Homélie du 3ème dimanche du Carême
Abbé Jean Compazieu | 8 mars 2020
Puiser à la Source
Textes bibliques : Lire
Les textes bibliques de ce dimanche nous parlent de l’eau plutôt de ce qui se passe quand elle vient à manquer. La première lecture nous rapporte un événement qui a beaucoup marqué l’histoire des hébreux. Ils venaient de quitter une terre d’esclavage en Égypte pour se rendre vers la Terre promise. Mais pour y parvenir, il faut traverser le désert. Cela n’est possible qu’en allant d’un point d’eau à un autre. Mais à l’étape de Réphidim, il n’y a plus d’eau. Cela peut devenir très grave ; c’est une question de vie ou de mort.
Alors que faire. Le texte nous dit qu’ils ont récriminé contre Moïse : “Pourquoi nous as-tu fait monter d’Égypte ? Était-ce pour nous faire mourir de soif avec nos fils et nos troupeaux ?” C’est bien beau de nous avoir fait sortir d’Égypte pour conquérir notre liberté ; mais si c’est pour mourir dans le désert, à quoi bon ? Il vaut mieux être esclaves et vivants que libres et morts.

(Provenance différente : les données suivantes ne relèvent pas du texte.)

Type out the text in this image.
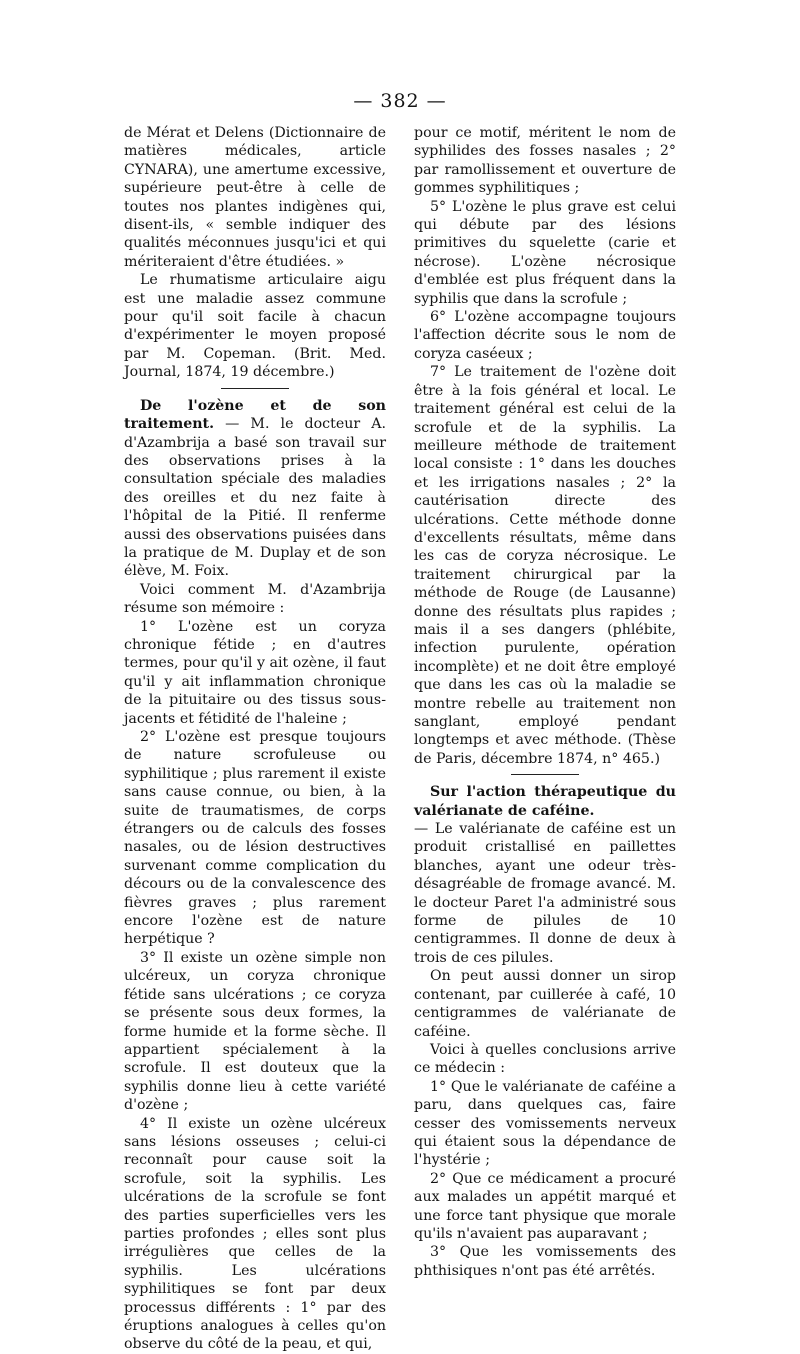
— 382 —

de Mérat et Delens (Dictionnaire de matières médicales, article CYNARA), une amertume excessive, supérieure peut-être à celle de toutes nos plantes indigènes qui, disent-ils, « semble indiquer des qualités méconnues jusqu'ici et qui mériteraient d'être étudiées. »

Le rhumatisme articulaire aigu est une maladie assez commune pour qu'il soit facile à chacun d'expérimenter le moyen proposé par M. Copeman. (Brit. Med. Journal, 1874, 19 décembre.)

De l'ozène et de son traitement. — M. le docteur A. d'Azambrija a basé son travail sur des observations prises à la consultation spéciale des maladies des oreilles et du nez faite à l'hôpital de la Pitié. Il renferme aussi des observations puisées dans la pratique de M. Duplay et de son élève, M. Foix.

Voici comment M. d'Azambrija résume son mémoire :

1° L'ozène est un coryza chronique fétide ; en d'autres termes, pour qu'il y ait ozène, il faut qu'il y ait inflammation chronique de la pituitaire ou des tissus sous-jacents et fétidité de l'haleine ;

2° L'ozène est presque toujours de nature scrofuleuse ou syphilitique ; plus rarement il existe sans cause connue, ou bien, à la suite de traumatismes, de corps étrangers ou de calculs des fosses nasales, ou de lésion destructives survenant comme complication du décours ou de la convalescence des fièvres graves ; plus rarement encore l'ozène est de nature herpétique ?

3° Il existe un ozène simple non ulcéreux, un coryza chronique fétide sans ulcérations ; ce coryza se présente sous deux formes, la forme humide et la forme sèche. Il appartient spécialement à la scrofule. Il est douteux que la syphilis donne lieu à cette variété d'ozène ;

4° Il existe un ozène ulcéreux sans lésions osseuses ; celui-ci reconnaît pour cause soit la scrofule, soit la syphilis. Les ulcérations de la scrofule se font des parties superficielles vers les parties profondes ; elles sont plus irrégulières que celles de la syphilis. Les ulcérations syphilitiques se font par deux processus différents : 1° par des éruptions analogues à celles qu'on observe du côté de la peau, et qui,

pour ce motif, méritent le nom de syphilides des fosses nasales ; 2° par ramollissement et ouverture de gommes syphilitiques ;

5° L'ozène le plus grave est celui qui débute par des lésions primitives du squelette (carie et nécrose). L'ozène nécrosique d'emblée est plus fréquent dans la syphilis que dans la scrofule ;

6° L'ozène accompagne toujours l'affection décrite sous le nom de coryza caséeux ;

7° Le traitement de l'ozène doit être à la fois général et local. Le traitement général est celui de la scrofule et de la syphilis. La meilleure méthode de traitement local consiste : 1° dans les douches et les irrigations nasales ; 2° la cautérisation directe des ulcérations. Cette méthode donne d'excellents résultats, même dans les cas de coryza nécrosique. Le traitement chirurgical par la méthode de Rouge (de Lausanne) donne des résultats plus rapides ; mais il a ses dangers (phlébite, infection purulente, opération incomplète) et ne doit être employé que dans les cas où la maladie se montre rebelle au traitement non sanglant, employé pendant longtemps et avec méthode. (Thèse de Paris, décembre 1874, n° 465.)

Sur l'action thérapeutique du valérianate de caféine.

— Le valérianate de caféine est un produit cristallisé en paillettes blanches, ayant une odeur très-désagréable de fromage avancé. M. le docteur Paret l'a administré sous forme de pilules de 10 centigrammes. Il donne de deux à trois de ces pilules.

On peut aussi donner un sirop contenant, par cuillerée à café, 10 centigrammes de valérianate de caféine.

Voici à quelles conclusions arrive ce médecin :

1° Que le valérianate de caféine a paru, dans quelques cas, faire cesser des vomissements nerveux qui étaient sous la dépendance de l'hystérie ;

2° Que ce médicament a procuré aux malades un appétit marqué et une force tant physique que morale qu'ils n'avaient pas auparavant ;

3° Que les vomissements des phthisiques n'ont pas été arrêtés.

À travers Moïse, c’est contre Dieu que les Hébreux se révoltent ; ils le mettent au défi d’accomplir sa promesse. Pourtant le Seigneur n’a jamais cessé de nourrir et d’abreuver son peuple rebelle : il lui a donné l’eau et la nourriture dont il a besoin pour reprendre des forces. Grâce à cela, le peuple pourra marcher jusqu’au Sinaï pour recevoir une autre nourriture, la Parole de Dieu.
Ce texte biblique nous rejoint dans ce que nous vivons : nous voyons bien que notre vie est souvent une traversée du désert. Quand tout va mal, nous nous révoltons contre Dieu ; mais cette révolte est déjà une prière que Dieu écoute ; il nous fait comprendre qu’il n’a jamais cessé de nous aimer. Ce temps du Carême nous est donné pour puiser à la source de l’amour qui est en lui. Aujourd’hui comme autrefois, il ne demande qu’à nous combler.
Dans la seconde lecture, Saint Paul insiste sur la force de cet amour indéfectible : nous pouvons toujours compter sur lui, même dans les pires moments de notre vie. Cette certitude ne s’appuie pas sur des mots mais sur des gestes de Dieu à notre égard. En lisant l’Évangile, nous découvrons que le Christ s’est livré pour nous et pour le monde entier. Il nous donne accès au cœur de Dieu. L’Esprit Saint nous est donné comme gage de l’amour du Père pour nous. Notre Dieu est l’unique et inépuisable source. Lui seul peut nous combler.
L’Évangile nous invite à faire un pas de plus. Il part de l’eau dont nous avons tous besoin pour vivre. Cela se passe en Samarie, au puits de Jacob. C’est là que Jésus s’est arrêté car il est fatigué par la route. Et c’est là qu’il rencontre la samaritaine. Normalement, cette rencontre n’aurait pas dû avoir lieu ; les juifs et les samaritains évitaient de se rencontrer. Des rivalités très anciennes les opposaient.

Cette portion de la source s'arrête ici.